On system affected, top has looked like this today morning after restarting goferd yesterday:
PID USER PR NI VIRT RES SHR S %CPU %MEM TIME+ COMMAND
71499 root 20 0 4764120 2.5g 964 S 0.0 68.3 3:28.78 python
After systemctl restart goferd
it goes back to sane values and stays like that until the night:
PID USER PR NI VIRT RES SHR S %CPU %MEM TIME+ COMMAND
[....]
43659 root 20 0 956124 37228 8908 S 0.0 1.0 0:18.21 python
Expected outcome:
Goferd not consuming absurd amouts of memory.

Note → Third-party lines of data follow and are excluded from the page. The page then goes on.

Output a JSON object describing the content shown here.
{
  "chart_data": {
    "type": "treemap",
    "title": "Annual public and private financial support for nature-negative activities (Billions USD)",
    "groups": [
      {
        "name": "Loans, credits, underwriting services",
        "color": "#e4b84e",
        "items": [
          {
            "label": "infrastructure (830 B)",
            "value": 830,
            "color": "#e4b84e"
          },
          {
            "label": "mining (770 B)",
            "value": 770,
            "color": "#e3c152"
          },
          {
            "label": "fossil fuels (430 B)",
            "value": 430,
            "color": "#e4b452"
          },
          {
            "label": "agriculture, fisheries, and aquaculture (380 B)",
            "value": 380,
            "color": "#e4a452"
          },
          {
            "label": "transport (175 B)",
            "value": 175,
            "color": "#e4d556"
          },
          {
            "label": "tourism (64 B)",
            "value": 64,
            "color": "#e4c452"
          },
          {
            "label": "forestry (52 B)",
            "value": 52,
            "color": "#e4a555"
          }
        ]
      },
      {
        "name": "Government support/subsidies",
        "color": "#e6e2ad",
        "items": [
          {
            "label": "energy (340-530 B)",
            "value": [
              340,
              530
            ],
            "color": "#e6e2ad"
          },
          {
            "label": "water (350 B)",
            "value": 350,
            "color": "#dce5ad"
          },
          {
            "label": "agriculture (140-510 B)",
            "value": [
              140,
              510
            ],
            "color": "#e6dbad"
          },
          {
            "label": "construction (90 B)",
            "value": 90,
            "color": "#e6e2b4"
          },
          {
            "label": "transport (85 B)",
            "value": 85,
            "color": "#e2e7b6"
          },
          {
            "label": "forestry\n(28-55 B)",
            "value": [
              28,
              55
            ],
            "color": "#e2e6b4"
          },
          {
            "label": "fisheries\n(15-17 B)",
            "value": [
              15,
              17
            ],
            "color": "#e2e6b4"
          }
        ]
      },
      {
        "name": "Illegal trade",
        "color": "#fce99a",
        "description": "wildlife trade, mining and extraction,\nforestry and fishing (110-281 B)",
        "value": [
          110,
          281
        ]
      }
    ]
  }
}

Foreman and Proxy versions:
1.20.3
Foreman Client 1.20.3
Foreman and Proxy plugin versions:
rubygem-algebrick.noarch 0.7.3-4.el7
rubygem-dynflow.noarch 0.8.34-2.fm1_17.el7
rubygem-faraday.noarch 0.9.1-6.el7
rubygem-faraday_middleware.noarch 0.10.0-2.el7
rubygem-sequel.noarch 4.20.0-6.el7
rubygem-smart_proxy_dhcp_infoblox.noarch 0.0.13-1.fm1_18.el7
rubygem-smart_proxy_dynflow.noarch 0.2.1-1.el7
rubygem-smart_proxy_remote_execution_ssh.noarch 0.2.0-2.el7
tfm-rubygem-angular-rails-templates.noarch 1:1.0.2-4.el7
tfm-rubygem-bastion.noarch 6.1.16-1.fm1_20.el7
tfm-rubygem-deface.noarch 1.3.2-1.el7
tfm-rubygem-diffy.noarch 3.0.1-5.el7
tfm-rubygem-docker-api.noarch 1.28.0-4.el7
tfm-rubygem-foreman-tasks.noarch 0.14.3-1.fm1_20.el7
tfm-rubygem-foreman-tasks-core.noarch 0.2.5-2.fm1_20.el7
tfm-rubygem-foreman_docker.noarch 4.1.0-2.fm1_20.el7
tfm-rubygem-foreman_hooks.noarch 0.3.15-1.fm1_20.el7
tfm-rubygem-foreman_remote_execution.noarch 1.6.7-1.fm1_20.el7
tfm-rubygem-foreman_remote_execution_core.noarch 1.1.4-1.el7
tfm-rubygem-foreman_snapshot_management.noarch 1.5.1-1.fm1_20.el7
tfm-rubygem-foreman_templates.noarch 6.0.3-2.fm1_20.el7
tfm-rubygem-git.noarch 1.2.5-9.el7
tfm-rubygem-hammer_cli_foreman_bootdisk.noarch 0.1.3-7.el7
tfm-rubygem-hammer_cli_foreman_docker.noarch 0.0.4-4.el7
tfm-rubygem-hammer_cli_foreman_tasks.noarch 0.0.13-1.fm1_20.el7
tfm-rubygem-parse-cron.noarch 0.1.4-4.fm1_20.el7
tfm-rubygem-polyglot.noarch 0.3.5-2.el7
tfm-rubygem-rainbow.noarch 2.2.1-3.el7
tfm-rubygem-smart_proxy_dynflow_core.noarch 0.2.1-1.fm1_20.el7
tfm-rubygem-wicked.noarch 1.3.3-1.el7
Other relevant data:
During the backup downtime of the main Katello instance (proxies should still be up during that window) I see these messages repeated every 10 seconds on all hosts, regardless of environment:
Jul 31 00:01:00 host.example.com goferd[79015]: [INFO][pulp.agent.fed10944-3f4d-414a-9c8e-1da588777dbf] gofer.messaging.adapter.proton.connection:131 - closed: proton+amqps://contentproxy.example.com:5647
Jul 31 00:01:00 host.example.com goferd[79015]: [INFO][pulp.agent.fed10944-3f4d-414a-9c8e-1da588777dbf] gofer.messaging.adapter.connect:28 - connecting: proton+amqps://contentproxy.example.com:5647
Jul 31 00:01:00 host.example.com goferd[79015]: [INFO][pulp.agent.fed10944-3f4d-414a-9c8e-1da588777dbf] gofer.messaging.adapter.proton.connection:87 - open: URL: amqps://contentproxy.example.com:5647|SSL: ca: /etc/rhsm/ca/katello-default-ca.pem|key: None|certificate: /etc/pki/consumer/bundle.pem|host-validation: None
Jul 31 00:01:00 host.example.com goferd[79015]: [INFO][pulp.agent.fed10944-3f4d-414a-9c8e-1da588777dbf] gofer.messaging.adapter.proton.connection:92 - opened: proton+amqps://contentproxy.example.com:5647
Jul 31 00:01:00 host.example.com goferd[79015]: [INFO][pulp.agent.fed10944-3f4d-414a-9c8e-1da588777dbf] gofer.messaging.adapter.connect:30 - connected: proton+amqps://contentproxy.example.com:5647
Jul 31 00:01:00 host.example.com goferd[79015]: [ERROR][pulp.agent.fed10944-3f4d-414a-9c8e-1da588777dbf] gofer.messaging.adapter.proton.reliability:47 - receiver 1c85acb1-93d4-4d3c-bac2-0d145fe10a64 from pulp.agent.fed10944-3f4d-414a-9c8e-1da588777dbf closed due to: Condition('qd:no-route-to-dest', 'No route to the destination node')
If someone could tell me what goferd is actually used for, that would help me a lot, too. If we do not find a solution for this soon, I am thinking about disabling goferd on all our hosts.